Pensée n° 6F (Laf. 919, Sel. 749). Le Mystère de Jésus. [...] Jésus est seul dans la terre non seulement qui ressente et partage sa peine, mais qui le sache. Le ciel et lui sont seuls dans cette connaissance. Jésus est dans un jardin non de délices comme le premier Adam où il se perdit et tout le genre humain, mais dans un de supplices où il s’est sauvé et tout le genre humain. Il souffre cette peine et cet abandon dans l’horreur de la nuit. Je crois que Jésus ne s’est jamais plaint que cette seule fois. Mais alors il se plaint comme s’il n’eût plus pu contenir sa douleur excessive. Mon âme est triste jusqu’à la mort. Jésus cherche de la compagnie et du soulagement de la part des hommes. Cela est unique en toute sa vie ce me semble, mais il n’en reçoit point, car ses disciples dorment. Jésus sera en agonie jusqu’à la fin du monde. Il ne faut pas dormir pendant ce temps-là.

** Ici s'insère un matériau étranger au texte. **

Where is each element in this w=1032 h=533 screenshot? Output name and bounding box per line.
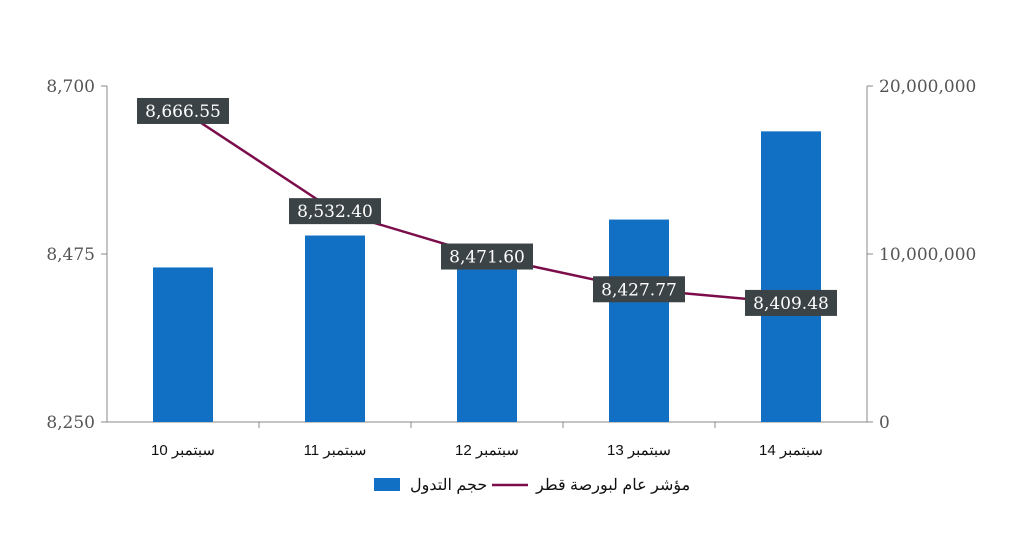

Voir Sellier Philippe, “Pascal et l’agonie du Christ à Gethsémani”, Courrier du Centre International Blaise Pascal n° 37, 2015, p. 7-24.
On pourrait enfin rapprocher le fragment de ce passage de Montaigne, Essais, II, 5, Sur quelques vers de Virgile, éd. Balsamo et alii, Pléiade, p. 889 : « Socrate à celui qui l’avertissait : qu’on médisait de lui. Point, dit-il : Il n’y a rien en moi de ce qu’ils disent. Pour moi, qui me louerait d’être bon pilote, d’être bien modeste, ou d’être bien chaste, je ne lui en devrais nul grand merci. Et pareillement, qui m’appellerait traître, voleur, ou ivrogne, je me tiendrai aussi peu offensé. Ceux qui se méconnaissent, se peuvent paître de fausses approbations : non pas moi, qui me vois, et qui me recherche jusques aux entrailles, qui sais bien ce qu’il m’appartient. Il me plaît d’être moins loué, pourvu que je sois mieux connu. On me pourrait tenir pour sage en telle condition de sagesse, que je tiens pour sottise. » Être sensible à la louange pour ses bonnes actions et blâmé pour les mauvaises actions témoigne d’un manque de sagesse ; n’être sensible à aucun des deux, et vouloir seulement être connu pour ce qu’on est témoigne d’une sagesse supérieure.
Reste que cette interprétation est tout aussi aventureuse que les précédentes. Peut-être la découverte d’une source certaine permettra-t-elle de pénétrer plus avant dans la compréhension de ce texte.